Grilled chicken and beef produce other harmful compounds called heterocyclic amines and hydrocarbons are linked with cancer. Plant-based foods that contain natural sugars and an amino acid called asparagine, like potatoes and grains, form harmful compounds called acrylamides when they’re heated to high temperatures in the absence of water – like frying, roasting, grilling or baking. Adding more raw foods to your diet reduces your exposure to these harmful compounds and, if this study holds true in humans, helps to keep belly fat in check.
Raw versus Cooked Foods: Are There Nutritional Differences?
Some vitamins, especially antioxidant vitamins like A, C, and E, are partially inactivated by heat. These vitamins are antioxidants that protect cells against free radical damage – so chalk one up for raw foods.
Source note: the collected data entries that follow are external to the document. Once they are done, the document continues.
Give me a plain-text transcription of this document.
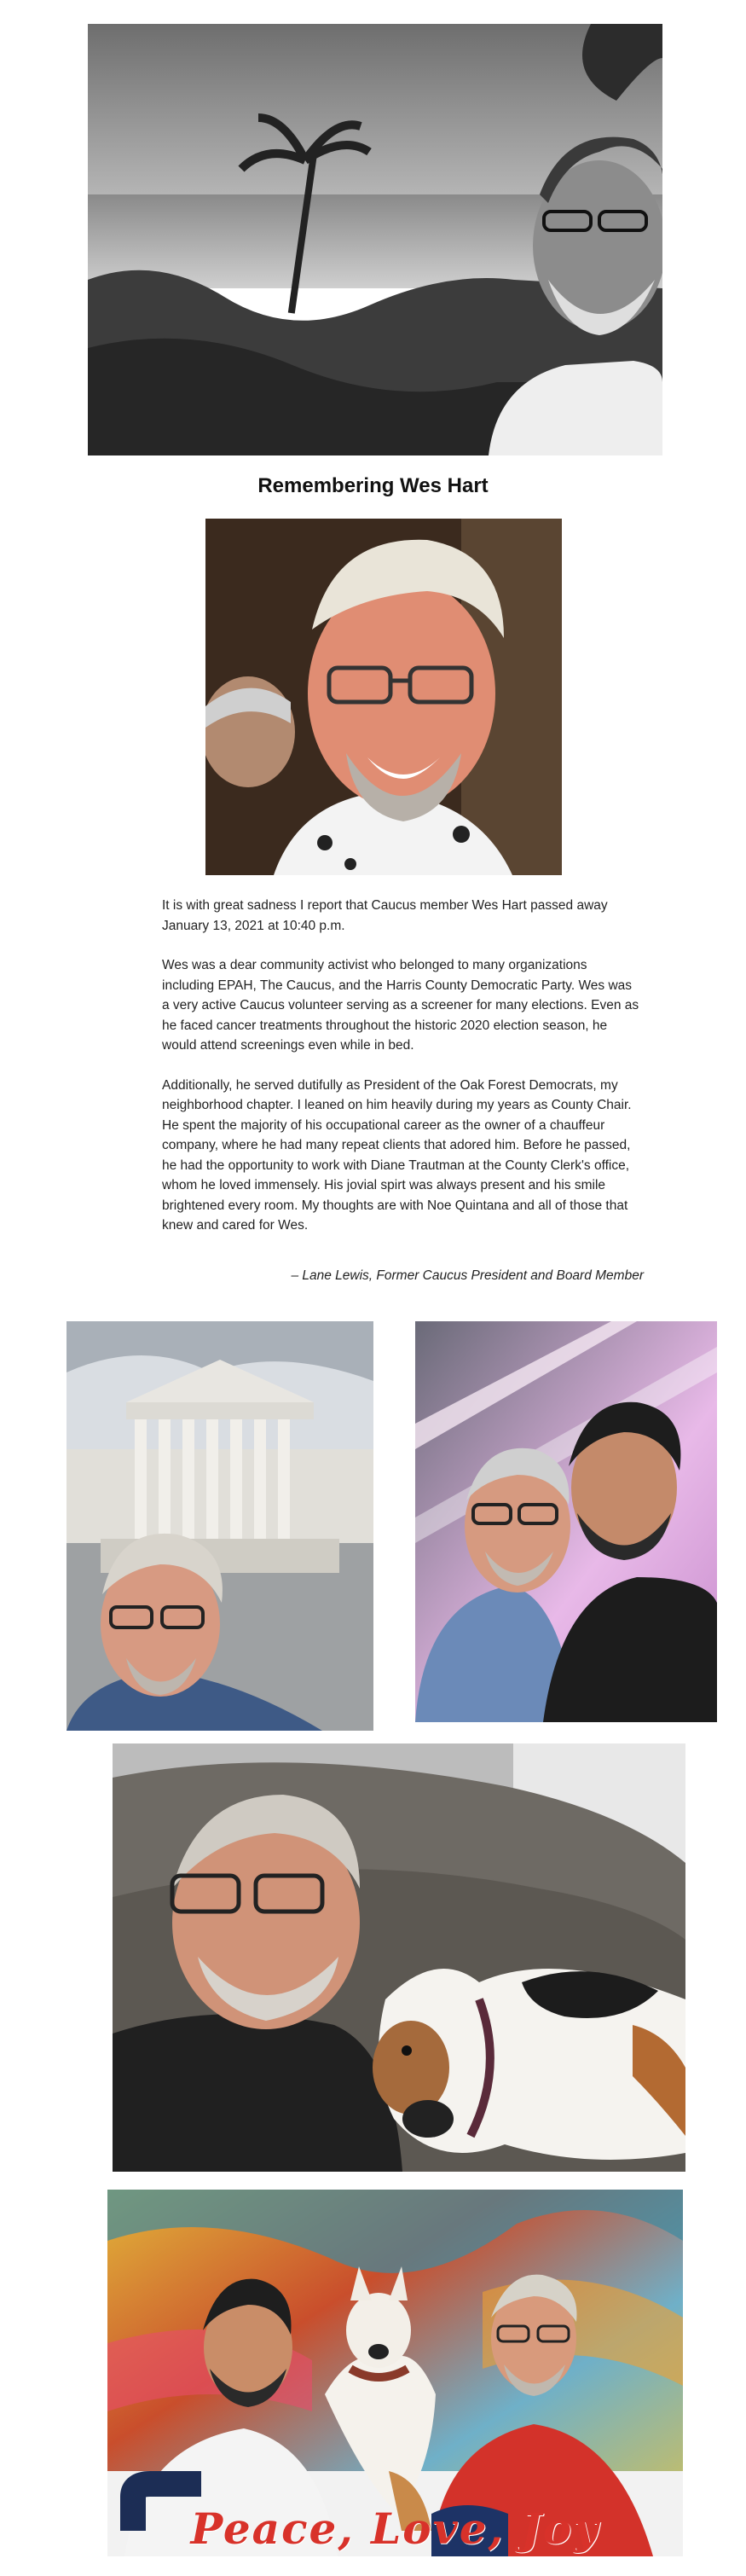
Remembering Wes Hart

It is with great sadness I report that Caucus member Wes Hart passed away January 13, 2021 at 10:40 p.m.

Wes was a dear community activist who belonged to many organizations including EPAH, The Caucus, and the Harris County Democratic Party. Wes was a very active Caucus volunteer serving as a screener for many elections. Even as he faced cancer treatments throughout the historic 2020 election season, he would attend screenings even while in bed.

Additionally, he served dutifully as President of the Oak Forest Democrats, my neighborhood chapter. I leaned on him heavily during my years as County Chair. He spent the majority of his occupational career as the owner of a chauffeur company, where he had many repeat clients that adored him. Before he passed, he had the opportunity to work with Diane Trautman at the County Clerk's office, whom he loved immensely. His jovial spirt was always present and his smile brightened every room. My thoughts are with Noe Quintana and all of those that knew and cared for Wes.

– Lane Lewis, Former Caucus President and Board Member
Peace, Love, Joy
On the other hand, your body can better use some nutrients like lycopenes and carotenoids when the foods that contain them have been heated. An example is the lycopenes in tomatoes. You get the most benefits by eating spaghetti sauce or salsa where the tomatoes have been cooked or processed.
One study found that people who followed a strict raw food diet had lower levels of lycopenes in their bloodstream. That’s important since lycopenes have been linked with a reduced risk of heart disease and some types of cancer. Carrots are another vegetable that is best enjoyed heated. Cooking carrots increase the bioavailability of their carotenoids like beta-carotene.
Some Foods You Shouldn’t Eat Raw
Some foods can be toxic if you eat them raw. Examples are raw kidney beans, peas, parsnips, and apricot kernels. Raw milk, eggs, and meat can harbor bacteria that lead to food poisoning. Some vegetables, especially cruciferous ones, contain goitrogens that block the production of thyroid hormone. Plus, greens like spinach contain oxalic acid, a compound that blocks the absorption of some minerals like iron and calcium. Oxalates can also combine with calcium to form kidney stones.
The Bottom Line?
Adding raw foods to your diet may have some benefit when it comes to losing body fat, especially if you eat more fruits and vegetables. You also reduce your exposure to some unhealthy compounds formed when food is exposed to high heat. On the other hand, some raw veggies have compounds that affect mineral absorption and thyroid function. You don’t want that if you’re trying to lose weight. You’ll also get fewer lycopenes in your diet if you eat a mostly raw food diet.
The best solution? Add raw foods to your diet, especially fruits and vegetables, but don’t completely eliminate cooked foods either. When cooking meats don’t use dry heat and if you expose them to high heat, use an acidic marinade. This reduces the formation of heterocyclic amines. Eat your tomatoes in foods that have been heated, but enjoy cruciferous vegetables and greens that contain oxalates steamed or sautéed.
The good news? You can get the benefits of both worlds – raw foods and cooked foods. Why not enjoy both?
Vegetarian Resource Group. “Raw Food Diets”
Annals of Nutrition & Metabolism, 43(2), 69-79.
Arthritis Today. “High Cooking Temperature and Inflammation”
Scientific American. “Fact or Fiction: Raw veggies are healthier than cooked ones”
Medical News Today. “What Is The Raw Food Diet? What Are The Benefits Of The Raw Food Diet?”